How the election gave us a teachable math moment

The 2020 election was many things. It was close. It was long and drawn out. It was exciting. It was also a teachable moment.

Think back to your high school algebra class. OK, don’t think about that, think about the election. Did the media take too long to declare a winner? Or did they actually call it too soon–before all the votes were counted? What does it take to predict whether a state is ultimately going to turn red or blue ? How many votes must separate the front runner from the runner-up? What percentage of the total ballots must have been counted? And what does any of this have to do with algebra, of all things?

Imagine an election with two candidates, let’s call them Paul and Cynthia. Paul has 9,000 votes, Cynthia has 10,000. Who has won? If all the votes have been counted, then obviously Cynthia has. But what if the counting is still in progress? Can we still tell who has won? Clearly, it depends on how many votes remain to be counted. If that number is smaller than 1,000 there’s no way that Paul can catch up, and it’s a sure bet that Cynthia is the winner.

So far, so obvious. But what if there are more than 1,000–say 2,000–uncounted votes? In that case, it would be mathematically possible for Paul to win, but he might have to win a pretty high percentage of those votes. Given his performance so far, how likely is it that Paul will actually win the election? Or to put it another way, what fraction of the outstanding votes would he have to get in order to catch up to Cynthia?

With the simple numbers I’ve used here you can probably guess the answer after a few tries. Let’s see… If Paul gets all 2,000 votes that clearly puts him over the top; if he only gets 1,000 Cynthia will get the other 1000 and he’ll be right back where he started. He needs more. How about 1,500? That way Cynthia would get 500, Paul would get a net gain of 1,000 and it’d be a tie. So Paul has to get more than 1,500 votes, or ¾ of the votes up for grabs in order to win. That sounds do-able, especially if those votes come from precincts that favor Paul, so maybe we shouldn’t call the election for Cynthia just yet.

When newspapers and television commentators describe partial election returns they generally report how many votes each candidate has received so far along with an estimate of how many votes have yet to be counted. That’s less than illuminating: what we really want to know is how well the losing candidate will need to perform on those remaining ballots in order to win. It turns out that’s pretty easy to calculate. All it takes is a little–you guessed it!–algebra.

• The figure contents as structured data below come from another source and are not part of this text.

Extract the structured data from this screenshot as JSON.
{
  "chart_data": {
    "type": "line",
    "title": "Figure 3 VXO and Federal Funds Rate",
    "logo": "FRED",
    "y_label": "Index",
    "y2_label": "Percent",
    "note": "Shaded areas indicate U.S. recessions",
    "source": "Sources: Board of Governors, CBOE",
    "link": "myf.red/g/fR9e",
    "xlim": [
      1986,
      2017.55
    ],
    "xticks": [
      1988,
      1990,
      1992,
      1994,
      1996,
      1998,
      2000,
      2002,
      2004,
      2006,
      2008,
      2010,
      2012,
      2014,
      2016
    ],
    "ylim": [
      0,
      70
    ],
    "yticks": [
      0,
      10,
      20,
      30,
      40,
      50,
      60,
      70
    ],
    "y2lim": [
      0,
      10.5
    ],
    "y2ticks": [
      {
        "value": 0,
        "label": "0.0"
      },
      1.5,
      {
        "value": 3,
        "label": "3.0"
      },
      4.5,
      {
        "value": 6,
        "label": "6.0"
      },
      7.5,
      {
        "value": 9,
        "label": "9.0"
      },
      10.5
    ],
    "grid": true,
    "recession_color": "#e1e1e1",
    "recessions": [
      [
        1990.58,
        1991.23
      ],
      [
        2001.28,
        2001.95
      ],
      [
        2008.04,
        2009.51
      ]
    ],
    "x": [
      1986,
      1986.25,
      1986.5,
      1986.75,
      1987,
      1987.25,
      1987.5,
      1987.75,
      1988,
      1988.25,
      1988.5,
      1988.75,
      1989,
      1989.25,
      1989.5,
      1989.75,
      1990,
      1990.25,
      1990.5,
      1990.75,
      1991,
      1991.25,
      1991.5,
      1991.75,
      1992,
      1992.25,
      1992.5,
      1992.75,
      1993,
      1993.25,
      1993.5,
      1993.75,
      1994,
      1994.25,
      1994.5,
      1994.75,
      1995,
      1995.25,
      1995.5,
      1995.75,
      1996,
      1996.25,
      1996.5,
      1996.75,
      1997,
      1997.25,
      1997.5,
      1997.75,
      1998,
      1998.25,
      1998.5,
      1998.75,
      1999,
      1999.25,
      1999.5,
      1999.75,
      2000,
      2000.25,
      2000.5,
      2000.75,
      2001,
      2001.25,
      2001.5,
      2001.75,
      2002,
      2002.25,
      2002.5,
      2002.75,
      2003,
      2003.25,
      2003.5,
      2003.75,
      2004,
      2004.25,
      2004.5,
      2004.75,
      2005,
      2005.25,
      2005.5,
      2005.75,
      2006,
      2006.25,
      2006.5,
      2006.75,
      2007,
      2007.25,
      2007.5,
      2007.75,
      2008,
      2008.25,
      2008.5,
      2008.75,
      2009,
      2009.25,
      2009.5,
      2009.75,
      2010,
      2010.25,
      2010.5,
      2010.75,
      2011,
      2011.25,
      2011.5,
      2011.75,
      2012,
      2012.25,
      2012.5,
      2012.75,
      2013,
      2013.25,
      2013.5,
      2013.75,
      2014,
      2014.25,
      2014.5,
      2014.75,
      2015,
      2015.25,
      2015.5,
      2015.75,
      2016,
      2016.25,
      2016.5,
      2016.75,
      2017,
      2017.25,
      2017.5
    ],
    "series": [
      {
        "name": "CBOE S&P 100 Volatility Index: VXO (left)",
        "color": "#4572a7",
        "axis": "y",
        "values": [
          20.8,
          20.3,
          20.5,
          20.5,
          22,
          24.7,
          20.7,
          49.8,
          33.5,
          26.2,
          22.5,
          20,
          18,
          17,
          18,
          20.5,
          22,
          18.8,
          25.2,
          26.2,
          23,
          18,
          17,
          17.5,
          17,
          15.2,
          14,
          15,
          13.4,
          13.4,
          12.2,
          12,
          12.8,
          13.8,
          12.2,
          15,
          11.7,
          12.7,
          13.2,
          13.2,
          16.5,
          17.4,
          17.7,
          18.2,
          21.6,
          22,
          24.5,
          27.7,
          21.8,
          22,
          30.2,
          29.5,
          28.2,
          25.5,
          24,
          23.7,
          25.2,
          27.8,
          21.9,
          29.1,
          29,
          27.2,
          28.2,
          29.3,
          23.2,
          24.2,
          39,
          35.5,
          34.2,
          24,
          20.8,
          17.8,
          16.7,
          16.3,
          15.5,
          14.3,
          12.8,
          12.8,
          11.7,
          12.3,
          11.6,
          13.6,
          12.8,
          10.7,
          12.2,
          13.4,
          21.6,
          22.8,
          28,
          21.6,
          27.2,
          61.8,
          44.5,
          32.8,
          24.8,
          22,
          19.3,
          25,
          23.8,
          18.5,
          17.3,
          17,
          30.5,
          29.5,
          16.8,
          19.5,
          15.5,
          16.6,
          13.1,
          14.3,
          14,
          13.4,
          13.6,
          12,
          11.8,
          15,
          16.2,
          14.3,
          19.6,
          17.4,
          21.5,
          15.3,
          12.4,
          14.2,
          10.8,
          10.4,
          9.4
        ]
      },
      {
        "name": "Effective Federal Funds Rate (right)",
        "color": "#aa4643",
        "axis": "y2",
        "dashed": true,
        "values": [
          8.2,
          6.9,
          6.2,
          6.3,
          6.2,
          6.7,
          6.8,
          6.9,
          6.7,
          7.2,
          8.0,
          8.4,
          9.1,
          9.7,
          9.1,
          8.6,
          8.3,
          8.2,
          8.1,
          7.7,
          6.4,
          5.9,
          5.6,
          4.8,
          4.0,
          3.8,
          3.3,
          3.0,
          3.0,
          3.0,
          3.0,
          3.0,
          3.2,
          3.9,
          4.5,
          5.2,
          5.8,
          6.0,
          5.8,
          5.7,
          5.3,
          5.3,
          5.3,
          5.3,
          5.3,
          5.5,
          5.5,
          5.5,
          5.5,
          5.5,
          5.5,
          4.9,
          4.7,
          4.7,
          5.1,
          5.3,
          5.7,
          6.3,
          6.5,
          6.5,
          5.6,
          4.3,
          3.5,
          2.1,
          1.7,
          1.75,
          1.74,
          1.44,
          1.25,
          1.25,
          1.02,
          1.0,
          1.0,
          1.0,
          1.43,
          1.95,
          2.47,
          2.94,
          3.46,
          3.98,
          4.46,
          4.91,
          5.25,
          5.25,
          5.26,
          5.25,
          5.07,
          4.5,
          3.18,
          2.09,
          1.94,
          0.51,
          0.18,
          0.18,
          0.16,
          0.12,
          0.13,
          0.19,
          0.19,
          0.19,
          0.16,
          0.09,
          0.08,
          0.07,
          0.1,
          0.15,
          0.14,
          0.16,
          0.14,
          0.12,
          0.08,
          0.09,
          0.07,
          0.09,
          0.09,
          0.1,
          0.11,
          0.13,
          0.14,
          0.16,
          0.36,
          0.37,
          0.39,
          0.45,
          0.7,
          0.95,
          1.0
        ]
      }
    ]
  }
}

Let P, C, and R stand, respectively, for Paul’s votes, Cynthia’s votes, and the remaining, as yet uncounted, votes. For instance, in the example above P would be 9,000, C 10,000, and R 2,000. Now imagine that after the R votes have been tabulated Paul wins some number, X, of them and Cynthia gets all the others, namely R – X. (We’re assuming that there are only two candidates in the race – it’s not hard to include additional ones.) So the condition that Paul and Cynthia are tied after the R votes have been counted can be written as

P + X = C + R – X

or, in English: if Paul can get X votes out of the remaining R votes he can eke out a tie with Cynthia. Any more than that and Paul wins outright.

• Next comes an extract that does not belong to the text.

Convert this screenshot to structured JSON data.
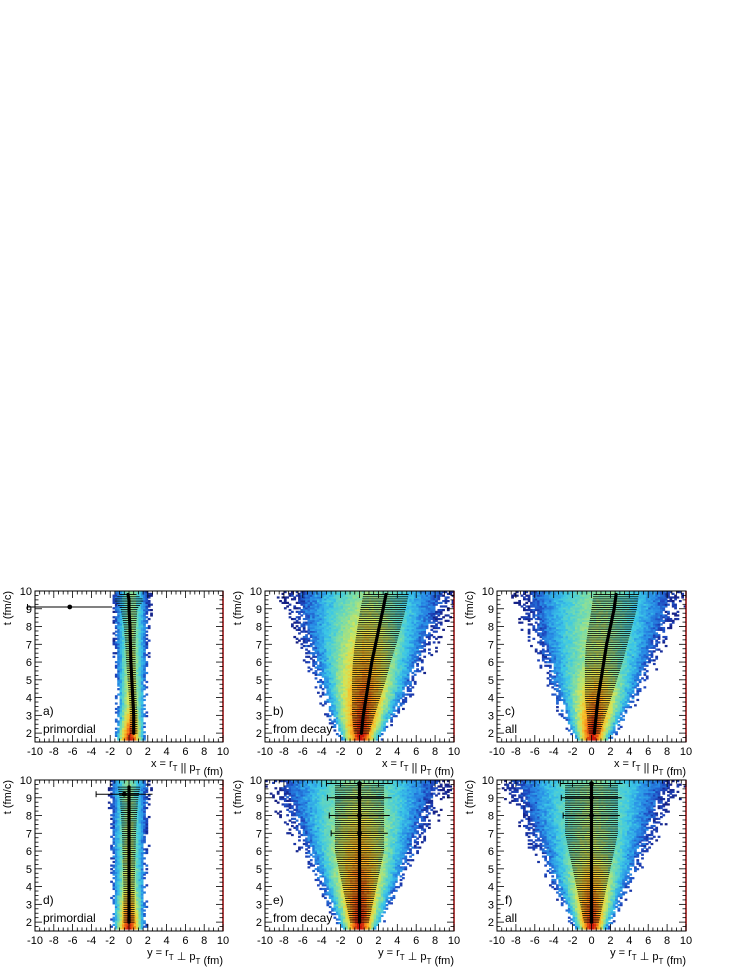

This formula is obviously correct, but in its present form it’s also pretty useless. After all, we know P, C, and R–it’s X we’re looking for. So to make the formula useful we have to rearrange it so that X is on one side and the other three variables are on the other. Do you remember how to do this? According to the rules of algebra you’re allowed to move a variable from one side of the “equals” sign to the other if you change its sign. (There’s a reason why that works, of course. If you remember it, you don’t need to continue reading.) So, for instance, we can move the P from the left side to the right side and put a minus sign in front of it, like this:

X = -P + C + R – X

and we can perform the same operation with the X on the right side of the “equals” sign, to get:

X + X = -P + C + R

Add the two Xs together and change the order on the right side to make it more readable and you have:

2X = C – P + R

Now divide both sides by 2 to get:

X = ½ (C – P + R)

Plugging in the numbers from the example above, X = ½ (10,000 – 9,000 + 2,000) = 1,500.

That example was so simple that we could guess the answer, but during the election the numbers were bigger and it wasn’t so easy to keep track of what was going on. It would have been helpful if the reporters had done the math for us, but few of them did.

A final note. All we’ve done so far is calculate how many votes out of those remaining the currently losing candidate needs in order to come out on top. In order to estimate how likely such an event is we would need to know much more about those remaining votes than just how many of them there are. Information about where they were coming from and, in this election particularly, whether they were in-person or mail-in votes turned out to be critically important in deciding whether or not to call the election for one candidate or the other.